Connecting Predictive Analytics to Related Disciplines

Data Science Essentials For Dummies

Predictive analytics makes heavy use of three related disciplines: data mining, statistics, and machine learning. All four disciplines intersect to such a large degree that their names are often used interchangeably. Just to keep the record straight, there are some distinctions: predictive analytics combines many of the techniques, tools, and algorithms that data mining, statistics, and machine learning have in common.

Its goal, however, is to use those tools to understand the data, analyze it, learn from it, and create a mathematical model that can make useful business predictions. That futuristic orientation is what differentiates predictive analytics as it combines aspects of the other three disciplines in the various steps and or stages required to develop a predictive model.

It's the predictive capability that sets apart this specialized use of statistics, data mining, and machine learning. Let’s examine the contributions of each discipline.

Statistics

Statistics are numbers that result from measuring empirical data over time. As a discipline, statistics concerns itself with gathering and analyzing data — often to tell a story in numbers.

Statistics can infer relationships within data; thus it plays an active role in presenting data and helping people understand it. Using only a sample of the data, statistics can give you a basis for inferring hypotheses about the data as a whole. Thus the discipline is both descriptive and inferential.

Inferential statistics is concerned with making inferences or predictions about the characteristics of a whole population from a sample dataset. Sample data for analysis is chosen at random, in a way that represents (but doesn't include) the whole population, which is hard to have access to. When the sample dataset is well chosen, analyzing it allows the investigator to project the findings of the analysis onto the whole population with a measurable degree of accuracy.

Statistics relies, of course, on mathematics to analyze the data by verifying a hypothesis or theory, determining its accuracy, and drawing a conclusion.

It is the statisticians’ job to prove or disprove, with a single sample, whether their hypothesis about the population is true. The fact that a hypothesis precedes the analysis is a clear distinction for statistics, and a hallmark that differentiates it from other techniques.

Unlike data mining, statistics doesn't involve data cleansing or preprocessing. But descriptive statistics and data mining do have data grouping in common; both aim to describe data and define the processes used to categorize it.

A common denominator among all these disciplines is the underlying mathematics. The math is at the heart of statistics, and all algorithms and programming used in data mining, machine learning, and predictive analytics. Another common denominator is data analysis, a quest for better-informed, smarter decisions about future outcomes.

Data mining

Data mining is concerned mainly with analyzing data through describing, summarizing, classifying, and clustering the data so as to find useful patterns, links, or associations within it.

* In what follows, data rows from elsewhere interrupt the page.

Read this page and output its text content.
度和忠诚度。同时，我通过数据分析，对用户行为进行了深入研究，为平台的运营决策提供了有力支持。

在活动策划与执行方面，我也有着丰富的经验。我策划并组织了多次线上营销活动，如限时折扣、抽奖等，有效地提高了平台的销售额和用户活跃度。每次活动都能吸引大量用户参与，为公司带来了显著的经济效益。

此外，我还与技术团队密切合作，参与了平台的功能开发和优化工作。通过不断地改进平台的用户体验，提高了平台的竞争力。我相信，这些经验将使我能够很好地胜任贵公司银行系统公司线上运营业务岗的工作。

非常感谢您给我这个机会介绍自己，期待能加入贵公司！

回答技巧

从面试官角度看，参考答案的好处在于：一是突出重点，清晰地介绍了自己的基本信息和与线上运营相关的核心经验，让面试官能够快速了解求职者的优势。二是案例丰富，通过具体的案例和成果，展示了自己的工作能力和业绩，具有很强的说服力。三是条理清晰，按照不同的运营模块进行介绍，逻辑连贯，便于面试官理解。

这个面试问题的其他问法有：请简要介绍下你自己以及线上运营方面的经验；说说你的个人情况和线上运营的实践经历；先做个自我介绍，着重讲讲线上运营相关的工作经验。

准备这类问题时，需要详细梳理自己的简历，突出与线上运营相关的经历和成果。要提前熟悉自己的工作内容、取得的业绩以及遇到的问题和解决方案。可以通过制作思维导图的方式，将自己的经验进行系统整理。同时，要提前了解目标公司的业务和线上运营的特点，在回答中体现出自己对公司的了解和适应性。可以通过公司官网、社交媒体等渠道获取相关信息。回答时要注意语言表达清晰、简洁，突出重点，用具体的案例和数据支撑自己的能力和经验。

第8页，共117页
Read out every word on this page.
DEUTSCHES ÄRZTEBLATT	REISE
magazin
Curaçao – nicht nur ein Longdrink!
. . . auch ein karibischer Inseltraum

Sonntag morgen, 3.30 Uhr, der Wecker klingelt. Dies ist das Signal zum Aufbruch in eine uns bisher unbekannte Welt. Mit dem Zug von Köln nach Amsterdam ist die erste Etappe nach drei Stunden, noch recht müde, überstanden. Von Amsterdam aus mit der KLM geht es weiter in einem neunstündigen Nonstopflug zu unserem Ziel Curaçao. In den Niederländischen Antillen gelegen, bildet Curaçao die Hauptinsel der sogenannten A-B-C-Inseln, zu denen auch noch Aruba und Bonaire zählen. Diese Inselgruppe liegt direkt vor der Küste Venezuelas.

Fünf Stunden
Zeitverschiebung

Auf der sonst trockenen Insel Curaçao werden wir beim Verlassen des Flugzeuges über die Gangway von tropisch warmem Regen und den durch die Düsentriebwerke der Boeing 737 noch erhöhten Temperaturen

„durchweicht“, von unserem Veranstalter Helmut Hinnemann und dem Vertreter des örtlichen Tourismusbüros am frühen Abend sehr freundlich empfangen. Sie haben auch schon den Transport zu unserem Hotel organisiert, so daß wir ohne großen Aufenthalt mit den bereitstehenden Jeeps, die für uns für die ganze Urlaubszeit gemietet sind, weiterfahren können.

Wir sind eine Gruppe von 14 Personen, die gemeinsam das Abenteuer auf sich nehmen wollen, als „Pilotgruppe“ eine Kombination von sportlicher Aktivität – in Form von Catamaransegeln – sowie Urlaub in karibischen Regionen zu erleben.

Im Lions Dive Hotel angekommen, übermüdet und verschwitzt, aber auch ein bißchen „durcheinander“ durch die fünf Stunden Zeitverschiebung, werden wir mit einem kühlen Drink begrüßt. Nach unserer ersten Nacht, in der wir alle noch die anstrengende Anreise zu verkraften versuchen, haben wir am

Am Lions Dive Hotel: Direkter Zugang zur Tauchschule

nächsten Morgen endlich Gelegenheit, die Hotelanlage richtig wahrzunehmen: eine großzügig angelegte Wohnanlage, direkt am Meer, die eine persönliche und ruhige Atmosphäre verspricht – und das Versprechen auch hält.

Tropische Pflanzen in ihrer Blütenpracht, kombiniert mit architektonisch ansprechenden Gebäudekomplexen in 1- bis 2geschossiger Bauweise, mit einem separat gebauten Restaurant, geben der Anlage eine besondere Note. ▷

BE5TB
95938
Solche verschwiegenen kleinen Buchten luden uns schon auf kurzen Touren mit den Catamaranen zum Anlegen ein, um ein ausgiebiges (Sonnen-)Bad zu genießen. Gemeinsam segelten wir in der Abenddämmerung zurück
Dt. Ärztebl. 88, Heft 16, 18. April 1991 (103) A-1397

Data mining is often used interchangeably with machine learning but there are some distinctions between the two terms. For example: data miners are familiar with the use of machine learning to perform some tasks involving large amounts of data. However, they can also create a sophisticated and optimized query on a database without the use of machine learning — which would still be considered data mining. This is similar to knowledge discovery in databases, (KDD). It finds knowledge in data and emphasizes a broad application of particular data mining techniques.

Machine learning

Machine learning is another discipline that focuses on analyzing the data and making sense of it — but does so by teaching a computer program to do the work. The more data is analyzed, the more the system can learn about it, what to expect from it, and what to do with it. Data analysis becomes a source of continuous feedback to the system, which promptly analyzes data, attempts to understand and make sense of it, and gets better at those tasks.

When a new special case, usually an exception or a new behavior, is processed for the first time, the knowledge base of the system is incremented to include the new case. The more special cases are handled, the better equipped the system is to make decisions that produce the most useful outcome. This is the nature of the learning that the machine is programmed to do.

Machine learning is the equivalent of teaching a system the rules of a game, and then getting the system to practice the game by playing at elementary and intermediate levels. After that preparation, the system can play at advanced levels in real time.

IBM Watson uses natural language processing and machine learning to reveal insights from large amounts of unstructured data. Watson was used in a 2011 Jeopardy! match, and it won. Before that, IBM’s Deep Blue beat world champion Gary Kasparov in chess. In 2016, Google’s AlphaGo beat the world champion, Lee Sedol, in Go (a much harder game to conquer, because Go is exponentially more complex than chess).

Machine learning is perfectly suited for

Complex data
Data in various forms
Data collected from diverse sources
Data in large amounts

Data mining can uncover previously unknown connections and associations in the data. Machine learning can categorize the new and upcoming unknowns, learn from them based on its previous processing of the data, and get better at incorporating them into the known data. Both techniques lead to greater insight and understanding of the data.